It was announced today that fourteen large retailers besides J.C. Penney are closing many of their brick-and-mortar stores. What does that have to do with the future spot price of gold and silver? A lot. It comes down to one word.
Technology.
The world is undergoing nothing short of a major wave of technological innovation. Online retailing is literally eating up the traditional retail experience. Browsing online has replaced browsing the store aisle for everything from motor oil to designer jeans. The overhead associated with maintaining a physical infrastructure has reached a tipping point.
This phenomenon was foreseen in a book written in late 2013 called “Too Different for Comfort” (free PDF download). In it, Louis-Vincent Gave told of a coming “Robolution” that would transform the world economy and vastly disrupt the traditional employment structure. Following are some of the more interesting chapters in the book.
Chapter 2 The Rise of the Robots – Or Pricing ‘Cheap Labor’ Out of the Market
Chapter 4 Will the Robolution End Up Eating Its Own Children?
Chapter 6 The asset-price centric monetary system
Chapter 11 The Dollar-Debt Standard
Chapter 17 Adapting
These are provocative to say the least. The one that will be our focus is, “The asset-price centric monetary system.” A few excerpts from that chapter are very interesting:
“We have now moved from a world where money was at the center of the system and asset prices at the periphery, to a world where some specific asset prices are at the core of the system, while money has moved to its borders.”
“Economic thought has thus moved from the horizon of the labor theory of value, to the theory of subjective value, to the theory of never falling prices.”
“And this is where the next problem for investors may find its source as, if anything, the various central bank interventionist policies have probably had their biggest impact not on prices, but on the volatility of almost all assets.”
Gave’s contention is that price discovery of assets was due to money finding its way through the economy into those assets that the market valued. Now, the monetary system is managed in a way to prop up certain asset classes so that they may never fall in price.
It seems logical then that the asset classes that are in most need of protection are those that are highly leveraged by debt, including global sovereign bond markets. After all, when push comes to shove, governments and their central banks will ultimately move to protect their assets from default over all others.
The question is, “Is this strategy sustainable?”

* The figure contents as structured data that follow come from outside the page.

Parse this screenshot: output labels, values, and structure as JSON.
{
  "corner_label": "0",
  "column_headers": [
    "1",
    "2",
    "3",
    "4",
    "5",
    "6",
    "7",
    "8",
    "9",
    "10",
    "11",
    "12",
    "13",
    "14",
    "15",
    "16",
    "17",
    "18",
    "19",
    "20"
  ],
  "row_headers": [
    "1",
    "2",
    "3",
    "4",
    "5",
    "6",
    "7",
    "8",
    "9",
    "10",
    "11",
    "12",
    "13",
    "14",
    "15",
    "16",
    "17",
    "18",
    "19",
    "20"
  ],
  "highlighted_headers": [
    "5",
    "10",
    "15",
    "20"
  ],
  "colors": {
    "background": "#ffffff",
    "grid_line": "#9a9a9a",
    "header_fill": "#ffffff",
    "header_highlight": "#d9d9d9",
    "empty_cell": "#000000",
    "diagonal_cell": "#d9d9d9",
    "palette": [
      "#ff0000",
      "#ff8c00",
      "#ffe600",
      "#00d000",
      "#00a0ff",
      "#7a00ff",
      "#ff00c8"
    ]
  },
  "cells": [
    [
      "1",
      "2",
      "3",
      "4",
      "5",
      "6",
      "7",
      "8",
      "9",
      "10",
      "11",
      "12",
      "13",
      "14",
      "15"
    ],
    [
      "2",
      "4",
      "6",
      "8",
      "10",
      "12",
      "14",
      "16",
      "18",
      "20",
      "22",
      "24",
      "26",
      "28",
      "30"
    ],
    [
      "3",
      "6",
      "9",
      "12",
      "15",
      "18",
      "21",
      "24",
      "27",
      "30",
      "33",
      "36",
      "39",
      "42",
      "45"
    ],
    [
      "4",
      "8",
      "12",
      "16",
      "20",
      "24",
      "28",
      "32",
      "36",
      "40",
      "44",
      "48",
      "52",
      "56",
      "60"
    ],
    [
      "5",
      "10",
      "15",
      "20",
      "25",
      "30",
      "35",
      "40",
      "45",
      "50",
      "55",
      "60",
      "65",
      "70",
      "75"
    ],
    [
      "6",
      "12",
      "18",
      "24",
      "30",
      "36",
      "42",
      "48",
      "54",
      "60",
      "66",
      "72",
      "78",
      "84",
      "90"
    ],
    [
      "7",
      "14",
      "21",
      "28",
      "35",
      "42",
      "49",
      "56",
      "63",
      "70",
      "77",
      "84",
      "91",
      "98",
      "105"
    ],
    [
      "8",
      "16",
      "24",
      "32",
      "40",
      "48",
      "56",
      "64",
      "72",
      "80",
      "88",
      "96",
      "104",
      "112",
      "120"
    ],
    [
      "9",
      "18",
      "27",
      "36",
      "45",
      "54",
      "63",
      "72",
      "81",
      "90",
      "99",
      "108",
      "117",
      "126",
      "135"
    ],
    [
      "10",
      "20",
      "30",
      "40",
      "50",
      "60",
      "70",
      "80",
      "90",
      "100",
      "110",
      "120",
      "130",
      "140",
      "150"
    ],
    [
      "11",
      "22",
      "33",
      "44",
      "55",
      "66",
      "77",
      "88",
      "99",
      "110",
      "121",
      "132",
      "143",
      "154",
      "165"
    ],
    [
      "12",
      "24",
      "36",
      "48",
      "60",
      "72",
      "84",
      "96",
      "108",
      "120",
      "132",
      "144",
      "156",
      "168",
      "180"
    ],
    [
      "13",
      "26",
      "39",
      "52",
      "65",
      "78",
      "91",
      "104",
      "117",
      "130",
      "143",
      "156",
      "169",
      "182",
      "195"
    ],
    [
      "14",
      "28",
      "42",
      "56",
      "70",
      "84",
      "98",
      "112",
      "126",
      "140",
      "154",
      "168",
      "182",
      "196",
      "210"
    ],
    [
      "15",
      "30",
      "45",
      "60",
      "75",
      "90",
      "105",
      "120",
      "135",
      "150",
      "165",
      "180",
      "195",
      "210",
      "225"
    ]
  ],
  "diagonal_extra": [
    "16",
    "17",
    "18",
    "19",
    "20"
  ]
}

The role technology is playing in hastening the coming reform of the global monetary system cannot be underestimated. It is not only disrupting retail industries and the entire banking industry (via FinTech). Technology is also enabling (perhaps requiring) that we rethink how a future monetary system should be designed in order to accommodate massive changes to the very structure of the economy and labor markets.
Debt based and central government managed money on its own simply will not be able to support or adapt to the emerging economy. A value based currency system will. Such a system would naturally include gold and silver. The question is whether or not we will have the political will to consider, let alone implement, such a system. It’s a question we all need to be aware of, because if we do not adapt, our future may indeed be too different for comfort.